I shared an article recently on Facebook about how the artist who made the Wall Street Bull sculpture is upset about the sculpture of the little girl that has been placed in front of the bull. He claims it “fundamentally corrupts the integrity” of his art. “Fearless Girl” was added this year on International Women’s Day. To this woman and aspiring fearless girl, the image of a young girl, standing resolutely in the face of giant power, is inspiring and powerful.
I hope the irony is not lost on anyone that a man who placed his sculpture in the middle of the night, and without authorization or permission, is upset that other people have opinions about how things should be? And that the image of a big strong bull could somehow be threatened, let alone “fundamentally corrupted” by the presence of a girl?
Really. These illustrations of male fragility just write themselves.
What has been most interesting to me was that strangers jumped into the conversation about it to tell me (and others) how we are wrong in interpreting art. He told us how the artist’s feelings were hurt and how we should have empathy for him.
The idea that choosing a different interpretation of a public piece of art is somehow hurting the artist’s feelings is laughable. Are we really to believe that this artist needs the defense of others’ opinions? How fragile is he if he forces his art on the public but then gets offended when the world might see it differently?
If you’re my Facebook friend, I encourage you to check out the conversation about the article. It’s actually led to a good conversation (minus the guy yelling at the women who dare to interpret art). My friend Megera wisely observed:
“It’s interesting to me to consider this as an immigration analogy also. The bull immigrated to that space illegally, but people liked it and so it was allowed to stay. The girl is a newer immigrant and the older immigrant doesn’t like her because she is changing the existing status quo. Just as the older immigrant did, but people are already accustomed to that change. There’s more going on here, of course, but isn’t that also a story of America?”

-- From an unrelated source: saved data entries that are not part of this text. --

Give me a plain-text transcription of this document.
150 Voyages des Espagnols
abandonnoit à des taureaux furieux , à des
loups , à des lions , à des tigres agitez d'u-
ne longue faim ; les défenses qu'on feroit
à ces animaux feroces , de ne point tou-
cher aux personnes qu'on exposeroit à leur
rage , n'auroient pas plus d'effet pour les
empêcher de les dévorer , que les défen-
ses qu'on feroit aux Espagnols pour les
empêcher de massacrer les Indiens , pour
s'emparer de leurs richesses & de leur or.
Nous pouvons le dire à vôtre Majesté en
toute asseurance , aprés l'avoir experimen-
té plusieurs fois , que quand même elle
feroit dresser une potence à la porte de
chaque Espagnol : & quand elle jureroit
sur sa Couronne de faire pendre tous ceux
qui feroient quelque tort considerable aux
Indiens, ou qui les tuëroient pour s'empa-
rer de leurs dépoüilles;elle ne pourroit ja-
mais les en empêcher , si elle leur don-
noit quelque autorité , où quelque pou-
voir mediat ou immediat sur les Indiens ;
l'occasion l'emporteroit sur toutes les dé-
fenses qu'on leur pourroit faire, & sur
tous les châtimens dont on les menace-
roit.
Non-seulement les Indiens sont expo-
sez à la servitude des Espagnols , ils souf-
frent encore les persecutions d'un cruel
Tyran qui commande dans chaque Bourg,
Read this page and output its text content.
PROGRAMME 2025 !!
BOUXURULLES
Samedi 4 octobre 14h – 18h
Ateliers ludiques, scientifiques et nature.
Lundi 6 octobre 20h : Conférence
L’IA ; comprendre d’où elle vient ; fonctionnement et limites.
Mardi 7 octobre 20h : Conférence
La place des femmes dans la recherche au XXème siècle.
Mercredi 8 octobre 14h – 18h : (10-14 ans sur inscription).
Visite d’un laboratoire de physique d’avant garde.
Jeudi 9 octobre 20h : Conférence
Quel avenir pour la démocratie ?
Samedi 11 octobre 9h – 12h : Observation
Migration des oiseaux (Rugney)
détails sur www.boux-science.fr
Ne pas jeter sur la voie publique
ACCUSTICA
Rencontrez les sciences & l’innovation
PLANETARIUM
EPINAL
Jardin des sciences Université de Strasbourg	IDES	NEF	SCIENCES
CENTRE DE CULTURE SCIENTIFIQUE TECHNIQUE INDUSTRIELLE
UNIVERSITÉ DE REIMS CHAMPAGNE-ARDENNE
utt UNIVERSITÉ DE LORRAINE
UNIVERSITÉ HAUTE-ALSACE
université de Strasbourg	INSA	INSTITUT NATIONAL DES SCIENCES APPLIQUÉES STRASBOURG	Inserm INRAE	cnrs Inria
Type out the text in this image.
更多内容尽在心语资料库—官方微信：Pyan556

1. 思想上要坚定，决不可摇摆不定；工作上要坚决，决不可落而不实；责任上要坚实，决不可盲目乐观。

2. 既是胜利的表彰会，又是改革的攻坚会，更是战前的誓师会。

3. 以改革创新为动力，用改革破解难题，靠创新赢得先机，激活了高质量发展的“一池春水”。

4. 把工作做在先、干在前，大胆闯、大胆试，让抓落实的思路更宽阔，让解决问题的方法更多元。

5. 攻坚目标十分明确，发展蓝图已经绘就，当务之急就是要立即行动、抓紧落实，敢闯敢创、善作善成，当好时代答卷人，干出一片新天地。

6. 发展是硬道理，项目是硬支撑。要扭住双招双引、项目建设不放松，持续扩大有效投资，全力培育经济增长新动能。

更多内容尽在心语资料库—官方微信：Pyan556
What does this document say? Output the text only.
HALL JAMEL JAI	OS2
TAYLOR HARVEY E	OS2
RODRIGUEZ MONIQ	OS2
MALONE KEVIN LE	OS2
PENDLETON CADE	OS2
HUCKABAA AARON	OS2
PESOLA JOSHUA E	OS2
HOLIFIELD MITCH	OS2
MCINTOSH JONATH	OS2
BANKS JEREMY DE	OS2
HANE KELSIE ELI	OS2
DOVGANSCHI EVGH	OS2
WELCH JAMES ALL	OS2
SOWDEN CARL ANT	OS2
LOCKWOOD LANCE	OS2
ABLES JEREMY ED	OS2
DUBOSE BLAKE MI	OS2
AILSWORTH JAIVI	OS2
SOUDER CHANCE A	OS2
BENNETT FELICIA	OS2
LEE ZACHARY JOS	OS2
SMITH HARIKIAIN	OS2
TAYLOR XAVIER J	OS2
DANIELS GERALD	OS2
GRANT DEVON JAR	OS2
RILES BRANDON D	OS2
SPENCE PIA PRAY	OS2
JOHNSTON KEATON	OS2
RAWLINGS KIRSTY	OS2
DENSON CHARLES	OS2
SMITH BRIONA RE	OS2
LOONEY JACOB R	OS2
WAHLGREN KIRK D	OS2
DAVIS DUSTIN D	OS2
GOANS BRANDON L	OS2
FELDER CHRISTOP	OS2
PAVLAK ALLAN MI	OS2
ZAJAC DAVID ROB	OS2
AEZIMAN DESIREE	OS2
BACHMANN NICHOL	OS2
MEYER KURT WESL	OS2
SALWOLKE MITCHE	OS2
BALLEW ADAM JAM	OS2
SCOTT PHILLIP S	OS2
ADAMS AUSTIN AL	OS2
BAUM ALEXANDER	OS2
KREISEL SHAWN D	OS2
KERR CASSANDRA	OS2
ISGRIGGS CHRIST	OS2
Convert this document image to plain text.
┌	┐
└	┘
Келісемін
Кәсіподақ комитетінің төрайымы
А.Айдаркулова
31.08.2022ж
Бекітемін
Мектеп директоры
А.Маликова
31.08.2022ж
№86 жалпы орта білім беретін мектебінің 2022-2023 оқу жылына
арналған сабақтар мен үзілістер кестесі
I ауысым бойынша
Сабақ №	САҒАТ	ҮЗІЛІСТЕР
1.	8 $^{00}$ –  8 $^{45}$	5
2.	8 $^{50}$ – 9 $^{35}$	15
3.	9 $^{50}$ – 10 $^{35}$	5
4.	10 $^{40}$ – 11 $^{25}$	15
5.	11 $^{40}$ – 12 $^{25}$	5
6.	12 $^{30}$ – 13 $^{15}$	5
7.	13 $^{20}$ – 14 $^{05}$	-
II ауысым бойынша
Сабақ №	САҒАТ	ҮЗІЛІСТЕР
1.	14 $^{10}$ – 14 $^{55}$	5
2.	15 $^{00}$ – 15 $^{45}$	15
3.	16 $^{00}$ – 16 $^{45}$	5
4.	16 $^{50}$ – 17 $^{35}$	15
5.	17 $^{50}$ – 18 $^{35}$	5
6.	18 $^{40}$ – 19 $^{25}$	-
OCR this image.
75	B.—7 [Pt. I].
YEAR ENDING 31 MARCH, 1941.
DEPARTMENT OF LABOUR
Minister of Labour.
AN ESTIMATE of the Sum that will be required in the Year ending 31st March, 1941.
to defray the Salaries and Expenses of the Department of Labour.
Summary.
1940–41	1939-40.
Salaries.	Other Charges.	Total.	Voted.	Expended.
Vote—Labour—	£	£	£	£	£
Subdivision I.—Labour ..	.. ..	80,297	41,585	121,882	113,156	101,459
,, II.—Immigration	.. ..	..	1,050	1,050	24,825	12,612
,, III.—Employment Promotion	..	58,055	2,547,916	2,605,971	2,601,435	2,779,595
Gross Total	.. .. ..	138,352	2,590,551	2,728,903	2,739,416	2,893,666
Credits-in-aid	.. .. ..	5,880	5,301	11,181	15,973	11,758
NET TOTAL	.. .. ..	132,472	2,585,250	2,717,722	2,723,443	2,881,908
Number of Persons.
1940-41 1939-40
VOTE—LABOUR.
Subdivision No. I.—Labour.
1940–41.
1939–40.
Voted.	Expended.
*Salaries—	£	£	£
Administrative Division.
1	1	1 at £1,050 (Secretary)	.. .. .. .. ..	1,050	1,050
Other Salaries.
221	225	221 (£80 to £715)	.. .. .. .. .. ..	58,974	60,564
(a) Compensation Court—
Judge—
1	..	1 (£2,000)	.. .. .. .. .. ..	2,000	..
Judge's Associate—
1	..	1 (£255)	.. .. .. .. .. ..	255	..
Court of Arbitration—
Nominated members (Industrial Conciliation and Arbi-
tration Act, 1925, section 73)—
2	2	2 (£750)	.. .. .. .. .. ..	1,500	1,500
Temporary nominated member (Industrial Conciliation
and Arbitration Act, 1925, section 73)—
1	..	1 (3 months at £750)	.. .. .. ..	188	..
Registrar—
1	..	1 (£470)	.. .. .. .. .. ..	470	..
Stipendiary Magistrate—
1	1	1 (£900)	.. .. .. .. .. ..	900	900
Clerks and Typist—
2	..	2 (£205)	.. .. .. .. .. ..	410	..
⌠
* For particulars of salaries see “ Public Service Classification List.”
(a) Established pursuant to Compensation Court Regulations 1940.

My friend Slats made this comment, echoed in many of the other comments:
“Owning the copyright to the art is not owning people’s interpretation of the art. I have always understood what the charging bull has meant, but that has never been how the piece has affected me, personally. I saw it plenty–lived in NYC for years, where I studied art. I always saw it as somewhat crude and aggressive. I of course come from a different context. I don’t like Wall Street and all it stands for. I think a laissez faire market is dangerous. So the charging bull has always meant something different to me because people always view art from their own context. I can appreciate the artist’s intention while still holding my own interpretation.
A work of art keeps living when it is engaged with not merely as a historical piece but as the context changes around it. It’s possible to hold the tension of “this meant one thing in the 1980s and can mean something different now”. And yes, I think all of us who call ourselves artists need to be able to handle and hold that tension, because art comes alive in the relationship between art and viewer, and we can’t micromanage that relationship.”
This is exactly what art is for–creating conversation about meaning, value, and experience.
Whether we are talking about a sculpture on Wall Street, the latest album by Beyonce, a painting hanging at the Louvre, a novel or poem we read, or, (dare I say) a sermon we hear preached, art is bigger than the artist. It is always, and forever will be, a vulnerable act to create art that is shared with others. (I wonder, actually, if it is “art” if it is never shared?)
Art comes from the mind, experience, and talent of the artist. It then interacts with the community in which it resides. The artist doesn’t get to control that interaction, or the alchemy that somehow makes the art bigger and more expansive than the artist could have intended.
I learned long ago that people will hear things in my sermons that I never said. I can’t tell them, “you didn’t hear that” because they did. Somehow. It doesn’t matter what I actually said because the words were filtered through their own lives, with their own experiences, needs, and hopes to give them the message they needed. I’ve learned that all I can say, with a fair amount of humility, is “thank you”.
It’s why I put all of my sermons on the blog, and not just the ones I thought were “good”. I’ve learned I’m not the best person to interpret my own “sermon art”. It’s better for me to put it out there and let people have their own experience, even if that means my sermons could face critique, dispute, or rejection. I have to be willing to be wrong. I have to be willing to be judged (and here I confess it is as difficult for me to have my sermons complimented as it is to have them critiqued).

Mongoose at Sunset, Number 5, by Alden Glass, aged 5 (from the private collection of Marci and Justin Glass, used with permission)
The art my children has made for me is some of my most valued treasure. Not because the subject matter of “mongoose at sunset, number 5” is dear to me (which is, I swear, the name Alden gave to one of his paintings when he was 5).
Displayed in our home, in frames, you will find my kids’ art. On shelves, next to carvings and paintings we’ve acquired over the years, you will find their pottery. It is treasured by me because it is all a vulnerable gift. It is born of their own talent and experience and vision, and offered to me in confidence it would be received as valued gift.

representative sample of art created by Alden and Elliott Glass, Eric Williams, Dori Marshall, and others.
I’m grateful for “Fearless Girl” and the conversation and controversy she brought with her. I’m even more grateful for the people that sculpture bring to my mind, people who have stood, with seeming fearlessness, in the face of impossible odds, overwhelming power and force.